This Mercedes-Benz O319 Is a Better VW Bus Alternative
Charming, robust, roomy, and less common, this Mercedes is one cute hauler.
It might look like a bus, and be called a bus, but the Mercedes-Benz O319 17-passenger Omnibus actually rides on a shorter wheelbase and is shorter overall than a Chevrolet Suburban. Whatever else the new Suburban has going for it, it can't carry nearly as many humans as this Mercedes. Nor does it have the delightfully vintage charm of this variant of the L319 truck and van platform built by Daimler-Benz.
And it was inspired, in part, by the success of the Volkswagen Type 2, which has a similar mission in a smaller form factor. Mercedes hadn't built any commercial vehicles since World War II when it was building the Blitz military truck designed by rival Opel. So the L319 range of trucks, which debuted in 1955, had a big job to do: Reintroduce the concept of Mercedes-Benz commercial vehicles to the market. And it did just that. Think of this bus as the ancestor of the Mercedes-Benz Sprinter, which plays a similar role to the L/O319 range today.

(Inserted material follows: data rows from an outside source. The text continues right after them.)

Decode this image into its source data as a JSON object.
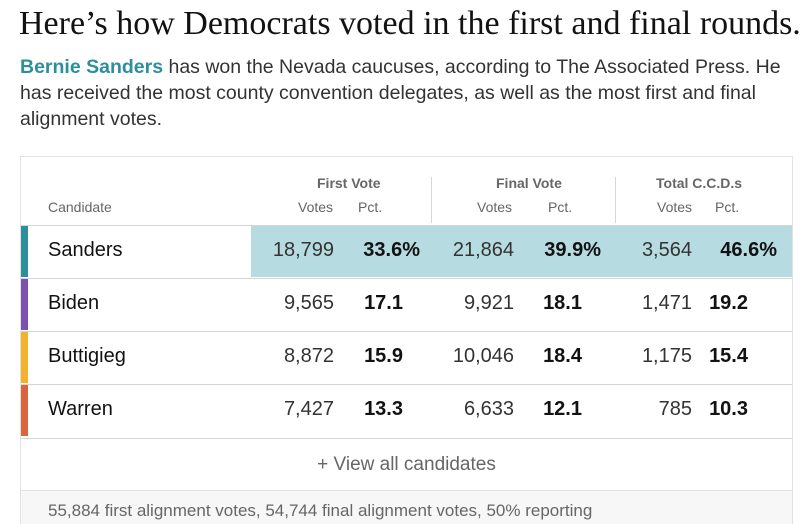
{
  "headline": "Here’s how Democrats voted in the first and final rounds.",
  "summary": {
    "leader_name": "Bernie Sanders",
    "text": " has won the Nevada caucuses, according to The Associated Press. He has received the most county convention delegates, as well as the most first and final alignment votes."
  },
  "table": {
    "header": {
      "candidate_label": "Candidate",
      "groups": [
        {
          "title": "First Vote",
          "votes_label": "Votes",
          "pct_label": "Pct."
        },
        {
          "title": "Final Vote",
          "votes_label": "Votes",
          "pct_label": "Pct."
        },
        {
          "title": "Total C.C.D.s",
          "votes_label": "Votes",
          "pct_label": "Pct."
        }
      ]
    },
    "rows": [
      {
        "name": "Sanders",
        "color": "#2e8f9c",
        "winner": true,
        "first_votes": "18,799",
        "first_pct": "33.6%",
        "final_votes": "21,864",
        "final_pct": "39.9%",
        "ccd_votes": "3,564",
        "ccd_pct": "46.6%"
      },
      {
        "name": "Biden",
        "color": "#7b52ae",
        "winner": false,
        "first_votes": "9,565",
        "first_pct": "17.1",
        "final_votes": "9,921",
        "final_pct": "18.1",
        "ccd_votes": "1,471",
        "ccd_pct": "19.2"
      },
      {
        "name": "Buttigieg",
        "color": "#f2b32c",
        "winner": false,
        "first_votes": "8,872",
        "first_pct": "15.9",
        "final_votes": "10,046",
        "final_pct": "18.4",
        "ccd_votes": "1,175",
        "ccd_pct": "15.4"
      },
      {
        "name": "Warren",
        "color": "#d9653f",
        "winner": false,
        "first_votes": "7,427",
        "first_pct": "13.3",
        "final_votes": "6,633",
        "final_pct": "12.1",
        "ccd_votes": "785",
        "ccd_pct": "10.3"
      }
    ],
    "view_all_label": "+ View all candidates",
    "footer": "55,884 first alignment votes, 54,744 final alignment votes, 50% reporting"
  },
  "colors": {
    "highlight": "#b6dbe0",
    "accent": "#2e8f9c"
  }
}
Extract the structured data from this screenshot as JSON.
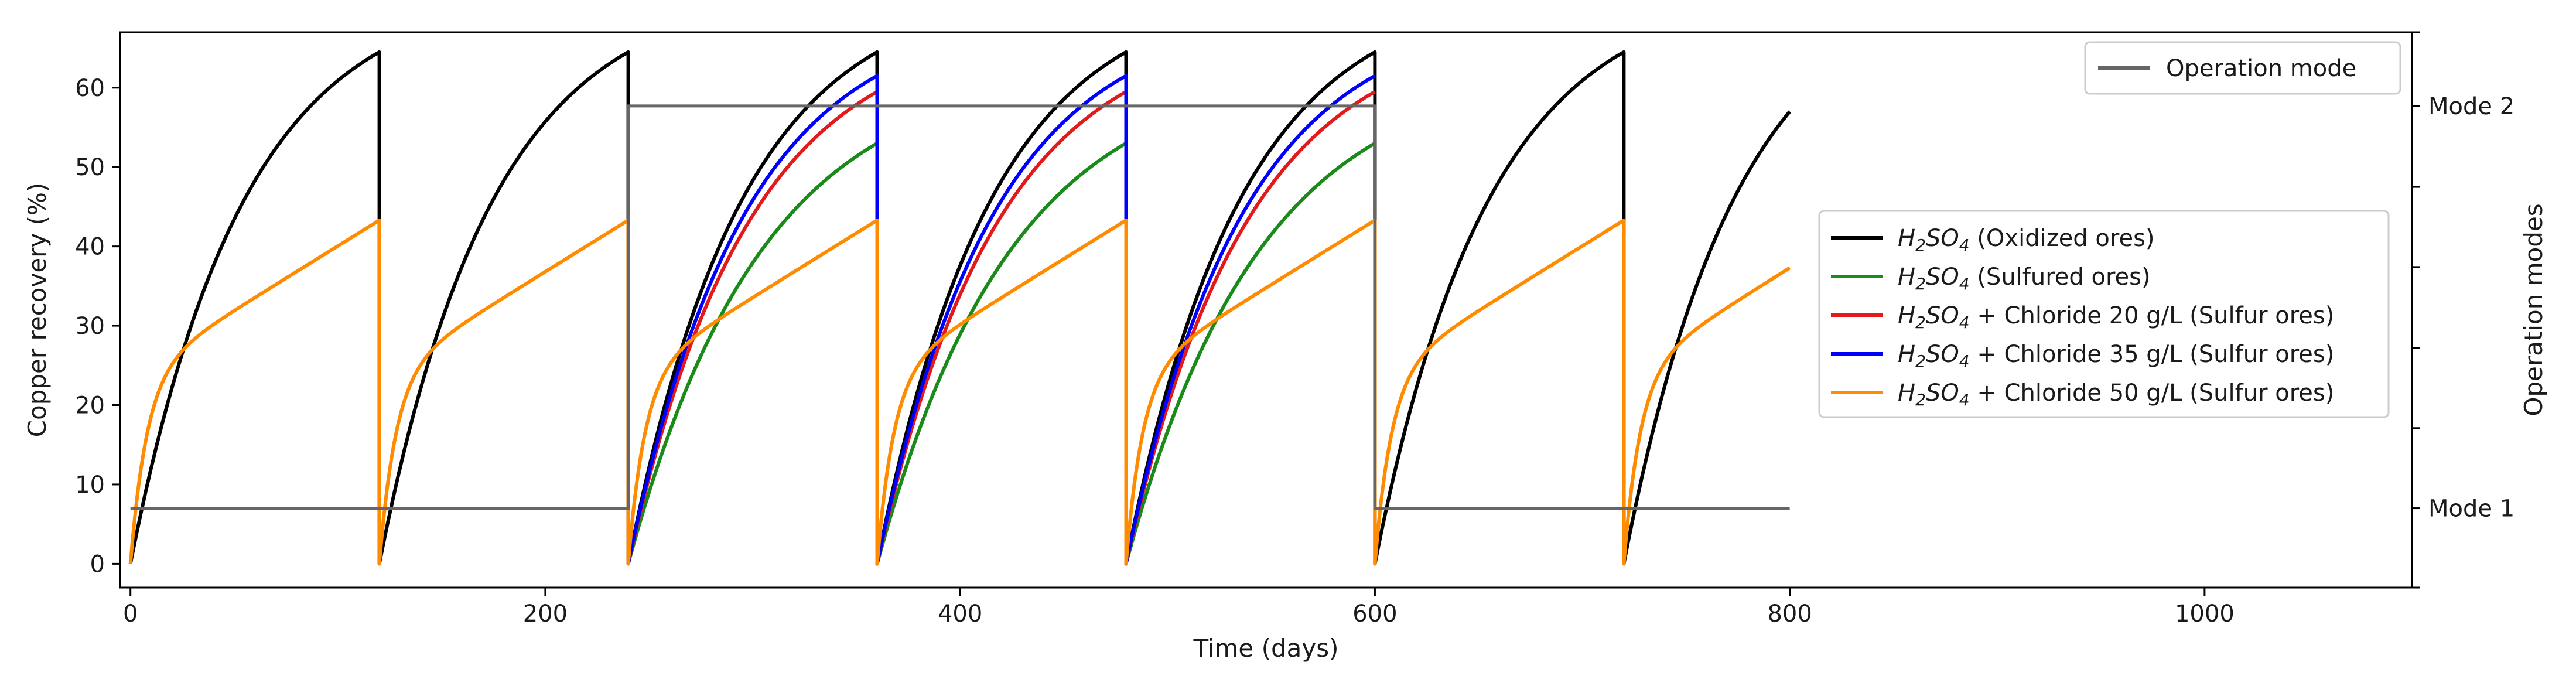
{
  "chart_data": {
    "type": "line",
    "title": "",
    "xlabel": "Time (days)",
    "ylabel": "Copper recovery (%)",
    "ylabel_right": "Operation modes",
    "xlim": [
      -5,
      1100
    ],
    "ylim": [
      -3,
      67
    ],
    "xticks": [
      0,
      200,
      400,
      600,
      800,
      1000
    ],
    "yticks": [
      0,
      10,
      20,
      30,
      40,
      50,
      60
    ],
    "right_ticks": [
      {
        "label": "Mode 1",
        "value": 7
      },
      {
        "label": "Mode 2",
        "value": 57.7
      }
    ],
    "right_minor_ticks": [
      17.1,
      27.2,
      37.4,
      47.5
    ],
    "cycle_length_days": 120,
    "series": [
      {
        "name": "H2SO4 (Oxidized ores)",
        "legend_main": "H",
        "legend_sub1": "2",
        "legend_mid": "SO",
        "legend_sub2": "4",
        "legend_rest": " (Oxidized ores)",
        "color": "#000000",
        "shape": "exp",
        "tau": 55,
        "cycles": [
          {
            "start": 0,
            "end": 120,
            "peak": 64.5
          },
          {
            "start": 120,
            "end": 240,
            "peak": 64.5
          },
          {
            "start": 240,
            "end": 360,
            "peak": 64.5
          },
          {
            "start": 360,
            "end": 480,
            "peak": 64.5
          },
          {
            "start": 480,
            "end": 600,
            "peak": 64.5
          },
          {
            "start": 600,
            "end": 720,
            "peak": 64.5
          },
          {
            "start": 720,
            "end": 800,
            "peak": 57.0
          }
        ]
      },
      {
        "name": "H2SO4 (Sulfured ores)",
        "legend_main": "H",
        "legend_sub1": "2",
        "legend_mid": "SO",
        "legend_sub2": "4",
        "legend_rest": " (Sulfured ores)",
        "color": "#1a8a1a",
        "shape": "exp",
        "tau": 65,
        "cycles": [
          {
            "start": 240,
            "end": 360,
            "peak": 53.0
          },
          {
            "start": 360,
            "end": 480,
            "peak": 53.0
          },
          {
            "start": 480,
            "end": 600,
            "peak": 53.0
          }
        ]
      },
      {
        "name": "H2SO4 + Chloride 20 g/L (Sulfur ores)",
        "legend_main": "H",
        "legend_sub1": "2",
        "legend_mid": "SO",
        "legend_sub2": "4",
        "legend_rest": " + Chloride 20 g/L (Sulfur ores)",
        "color": "#e31a1c",
        "shape": "exp",
        "tau": 58,
        "cycles": [
          {
            "start": 240,
            "end": 360,
            "peak": 59.5
          },
          {
            "start": 360,
            "end": 480,
            "peak": 59.5
          },
          {
            "start": 480,
            "end": 600,
            "peak": 59.5
          }
        ]
      },
      {
        "name": "H2SO4 + Chloride 35 g/L (Sulfur ores)",
        "legend_main": "H",
        "legend_sub1": "2",
        "legend_mid": "SO",
        "legend_sub2": "4",
        "legend_rest": " + Chloride 35 g/L (Sulfur ores)",
        "color": "#0000ff",
        "shape": "exp",
        "tau": 56,
        "cycles": [
          {
            "start": 240,
            "end": 360,
            "peak": 61.5
          },
          {
            "start": 360,
            "end": 480,
            "peak": 61.5
          },
          {
            "start": 480,
            "end": 600,
            "peak": 61.5
          }
        ]
      },
      {
        "name": "H2SO4 + Chloride 50 g/L (Sulfur ores)",
        "legend_main": "H",
        "legend_sub1": "2",
        "legend_mid": "SO",
        "legend_sub2": "4",
        "legend_rest": " + Chloride 50 g/L (Sulfur ores)",
        "color": "#ff8c00",
        "shape": "orange",
        "cycles": [
          {
            "start": 0,
            "end": 120,
            "peak": 43.3
          },
          {
            "start": 120,
            "end": 240,
            "peak": 43.3
          },
          {
            "start": 240,
            "end": 360,
            "peak": 43.3
          },
          {
            "start": 360,
            "end": 480,
            "peak": 43.3
          },
          {
            "start": 480,
            "end": 600,
            "peak": 43.3
          },
          {
            "start": 600,
            "end": 720,
            "peak": 43.3
          },
          {
            "start": 720,
            "end": 800,
            "peak": 37.3
          }
        ]
      }
    ],
    "operation_mode": {
      "name": "Operation mode",
      "color": "#666666",
      "points": [
        [
          0,
          7
        ],
        [
          240,
          7
        ],
        [
          240,
          57.7
        ],
        [
          600,
          57.7
        ],
        [
          600,
          7
        ],
        [
          800,
          7
        ]
      ]
    },
    "legend_upper": {
      "placement": "top-right",
      "entries": [
        "Operation mode"
      ]
    },
    "legend_lower": {
      "placement": "right-center"
    }
  }
}
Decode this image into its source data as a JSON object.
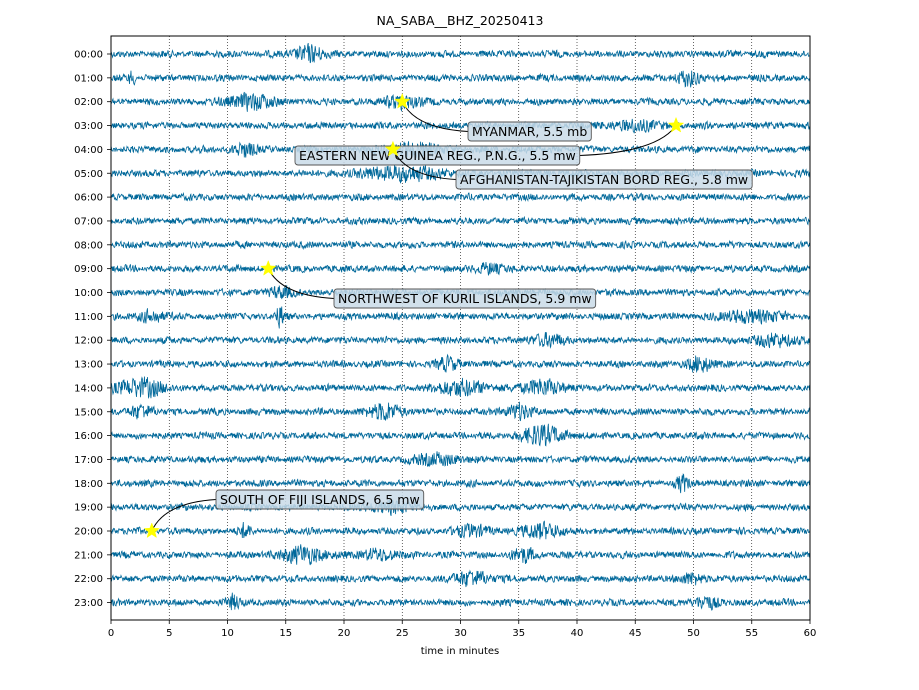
{
  "chart_data": {
    "type": "line",
    "title": "NA_SABA__BHZ_20250413",
    "xlabel": "time in minutes",
    "ylabel": "",
    "xlim": [
      0,
      60
    ],
    "xticks": [
      0,
      5,
      10,
      15,
      20,
      25,
      30,
      35,
      40,
      45,
      50,
      55,
      60
    ],
    "rows": [
      "00:00",
      "01:00",
      "02:00",
      "03:00",
      "04:00",
      "05:00",
      "06:00",
      "07:00",
      "08:00",
      "09:00",
      "10:00",
      "11:00",
      "12:00",
      "13:00",
      "14:00",
      "15:00",
      "16:00",
      "17:00",
      "18:00",
      "19:00",
      "20:00",
      "21:00",
      "22:00",
      "23:00"
    ],
    "grid": "vertical-dotted",
    "trace_color": "#00689a",
    "marker_color": "#ffff00",
    "events": [
      {
        "label": "MYANMAR, 5.5 mb",
        "row": 2,
        "minute": 25.0
      },
      {
        "label": "EASTERN NEW GUINEA REG., P.N.G., 5.5 mw",
        "row": 3,
        "minute": 48.5
      },
      {
        "label": "AFGHANISTAN-TAJIKISTAN BORD REG., 5.8 mw",
        "row": 4,
        "minute": 24.2
      },
      {
        "label": "NORTHWEST OF KURIL ISLANDS, 5.9 mw",
        "row": 9,
        "minute": 13.5
      },
      {
        "label": "SOUTH OF FIJI ISLANDS, 6.5 mw",
        "row": 20,
        "minute": 3.5
      }
    ],
    "bursts": [
      [
        {
          "m": 17,
          "a": 1.6,
          "w": 1.2
        }
      ],
      [
        {
          "m": 1.8,
          "a": 1.3,
          "w": 0.3
        },
        {
          "m": 49.5,
          "a": 1.4,
          "w": 1.0
        }
      ],
      [
        {
          "m": 12,
          "a": 1.4,
          "w": 2.0
        },
        {
          "m": 25,
          "a": 1.2,
          "w": 1.5
        }
      ],
      [
        {
          "m": 45,
          "a": 0.9,
          "w": 2.0
        }
      ],
      [
        {
          "m": 11.5,
          "a": 1.2,
          "w": 1.0
        },
        {
          "m": 26,
          "a": 1.2,
          "w": 2.5
        }
      ],
      [
        {
          "m": 25,
          "a": 1.3,
          "w": 3.5
        }
      ],
      [],
      [],
      [],
      [
        {
          "m": 32.5,
          "a": 1.0,
          "w": 1.0
        }
      ],
      [
        {
          "m": 14.5,
          "a": 1.0,
          "w": 1.0
        }
      ],
      [
        {
          "m": 14.5,
          "a": 1.8,
          "w": 0.4
        },
        {
          "m": 3.5,
          "a": 1.1,
          "w": 1.0
        },
        {
          "m": 55,
          "a": 1.1,
          "w": 2.5
        }
      ],
      [
        {
          "m": 37.5,
          "a": 1.0,
          "w": 1.5
        },
        {
          "m": 57,
          "a": 1.0,
          "w": 2.0
        }
      ],
      [
        {
          "m": 29,
          "a": 1.1,
          "w": 1.0
        },
        {
          "m": 50.5,
          "a": 1.5,
          "w": 1.0
        }
      ],
      [
        {
          "m": 2.5,
          "a": 1.7,
          "w": 2.0
        },
        {
          "m": 30,
          "a": 1.5,
          "w": 2.0
        },
        {
          "m": 37,
          "a": 1.3,
          "w": 2.0
        }
      ],
      [
        {
          "m": 23.5,
          "a": 1.5,
          "w": 1.5
        },
        {
          "m": 35,
          "a": 1.5,
          "w": 1.0
        },
        {
          "m": 2.5,
          "a": 1.2,
          "w": 1.0
        }
      ],
      [
        {
          "m": 37,
          "a": 1.8,
          "w": 1.8
        }
      ],
      [
        {
          "m": 28,
          "a": 1.0,
          "w": 2.0
        }
      ],
      [
        {
          "m": 49,
          "a": 1.5,
          "w": 0.5
        }
      ],
      [
        {
          "m": 24,
          "a": 1.0,
          "w": 2.0
        }
      ],
      [
        {
          "m": 37,
          "a": 1.5,
          "w": 1.5
        },
        {
          "m": 11.5,
          "a": 1.2,
          "w": 0.5
        },
        {
          "m": 31,
          "a": 1.0,
          "w": 1.5
        }
      ],
      [
        {
          "m": 16.5,
          "a": 1.5,
          "w": 2.0
        },
        {
          "m": 35.5,
          "a": 1.3,
          "w": 1.0
        },
        {
          "m": 23,
          "a": 1.0,
          "w": 1.5
        }
      ],
      [
        {
          "m": 31,
          "a": 1.4,
          "w": 1.5
        },
        {
          "m": 50,
          "a": 1.0,
          "w": 1.0
        }
      ],
      [
        {
          "m": 10.5,
          "a": 1.3,
          "w": 0.6
        },
        {
          "m": 51,
          "a": 1.2,
          "w": 1.0
        }
      ]
    ]
  }
}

Like the Type 2 Bus, it adopted a cab-over-engine sort of arrangement, which provides a shorter overall length and great forward visibility at the expense of a protruding "doghouse" in between the driver and front passenger.
That front passenger should probably be the last person to take a seat since getting to the more than a dozen other passenger seats is accomplished by entering through the front door and folding the front seat forward to access. But there's no denying the practicality of the arrangement—that's a lot of people in a smallish overall package.
There's no fear of scaring any of the passengers with overenthusiastic acceleration, either. Originally O319s were powered by either a 74-horsepower gasoline or 46-hp diesel four-cylinder engine. As you can imagine, performance is barely adequate. The particular O319 you're looking at, for sale at the time of this writing at Bring a Trailer, has been retrofitted with the legendary Toyota 20R 2.2-liter gas engine, which is rated at just under 100 ponies but represents a significant power upgrade over the stock unit. And it's probably more reliable overall, too. You have to try really hard to kill a 20R.
And you have to try really hard not to smile at the idea of this goofy but lovable Mercedes-Benz bus, which seems like the perfect upgrade from the much more common VW Bus. If you're not in a hurry, then an O319 makes the basis of a great promotional vehicle for a small business, a charming shuttle for a little resort hotel, or even a camping rig with a little interior refitting. What would you do with one?